Smoke Puff: Save your relationship and wash the dishes

Not that we are relationship gurus or anything, but TBS wants to share the love about important relationship matters…and this involves washing dishes and stuff…apparently…

 

Here at TBS we really care about your relationships.

Ok, not really, because we are dead inside.

But if we did care, we would refer you to a recent study that showed couples are more likely to have a stronger, longer-lasting relationship if they shared boring household chores than if they had lots of sex. The study also identified that it took a year and two months before a relationship truly blossoms into true love.

The idea around these findings is that it’s far more important to say “I love you” and do the vacuuming in turns than it is to plan huge romantic gestures (and sleep with the neighbour). It is about being realistic about your time together rather than trying to recreate scenes from The Notebook.

I guess the point of this poll is to see that carrying the load together, sharing duties and being aware of playing equal roles in the household leads to longevity.

This follows the recent findings that excessive television watching is bad for your relationship and could potentially lead to your partner cheating on you in their mind with the character of whatever show it is you are watching compulsively. And, at TBS we already are perfectly aware that romance is creepy – not that we are bitter or lonely or anything at all.

Neither are we turned on by the purchase of a new washing machine.

(Ed’s note – speak for yourself – I love whitegoods…and all of mine have lasted longer than any relationship I’ve had. Plus you can sell them when you’re done…#winwin)

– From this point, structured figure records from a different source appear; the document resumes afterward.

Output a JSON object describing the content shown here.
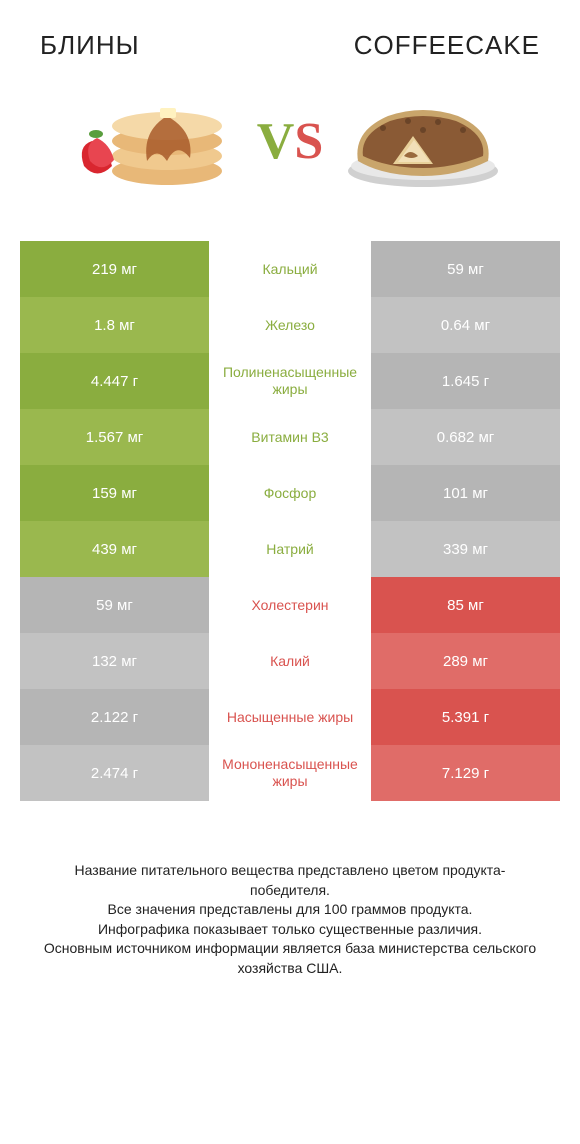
{
  "header": {
    "left_title": "БЛИНЫ",
    "right_title": "COFFEECAKE"
  },
  "vs": {
    "label": "VS",
    "left_color": "#8aad3f",
    "right_color": "#d9534f"
  },
  "colors": {
    "left_green_a": "#8aad3f",
    "left_green_b": "#9ab84e",
    "right_red_a": "#d9534f",
    "right_red_b": "#e06c68",
    "grey_a": "#b5b5b5",
    "grey_b": "#c2c2c2",
    "mid_green": "#8aad3f",
    "mid_red": "#d9534f"
  },
  "rows": [
    {
      "left": "219 мг",
      "mid": "Кальций",
      "right": "59 мг",
      "winner": "left"
    },
    {
      "left": "1.8 мг",
      "mid": "Железо",
      "right": "0.64 мг",
      "winner": "left"
    },
    {
      "left": "4.447 г",
      "mid": "Полиненасыщенные жиры",
      "right": "1.645 г",
      "winner": "left"
    },
    {
      "left": "1.567 мг",
      "mid": "Витамин B3",
      "right": "0.682 мг",
      "winner": "left"
    },
    {
      "left": "159 мг",
      "mid": "Фосфор",
      "right": "101 мг",
      "winner": "left"
    },
    {
      "left": "439 мг",
      "mid": "Натрий",
      "right": "339 мг",
      "winner": "left"
    },
    {
      "left": "59 мг",
      "mid": "Холестерин",
      "right": "85 мг",
      "winner": "right"
    },
    {
      "left": "132 мг",
      "mid": "Калий",
      "right": "289 мг",
      "winner": "right"
    },
    {
      "left": "2.122 г",
      "mid": "Насыщенные жиры",
      "right": "5.391 г",
      "winner": "right"
    },
    {
      "left": "2.474 г",
      "mid": "Мононенасыщенные жиры",
      "right": "7.129 г",
      "winner": "right"
    }
  ],
  "footer": {
    "line1": "Название питательного вещества представлено цветом продукта-победителя.",
    "line2": "Все значения представлены для 100 граммов продукта.",
    "line3": "Инфографика показывает только существенные различия.",
    "line4": "Основным источником информации является база министерства сельского хозяйства США."
  }
}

The poll also identified that simple things like planning trips together and sharing mutual friends was important in cementing the relationship. Apparently, you are far less likely to stick together if you have opposing views when it comes to finances and living arrangements, regardless of how disgustingly romantic you may be.

I know one guy who goes from girlfriend to girlfriend, completely unable to stick at anything long term.

Considering he speaks in a baby voice when he is trying to be romantic, I will also assume he doesn’t offer to watch the dishes at night as a contributing factor to his failing love life.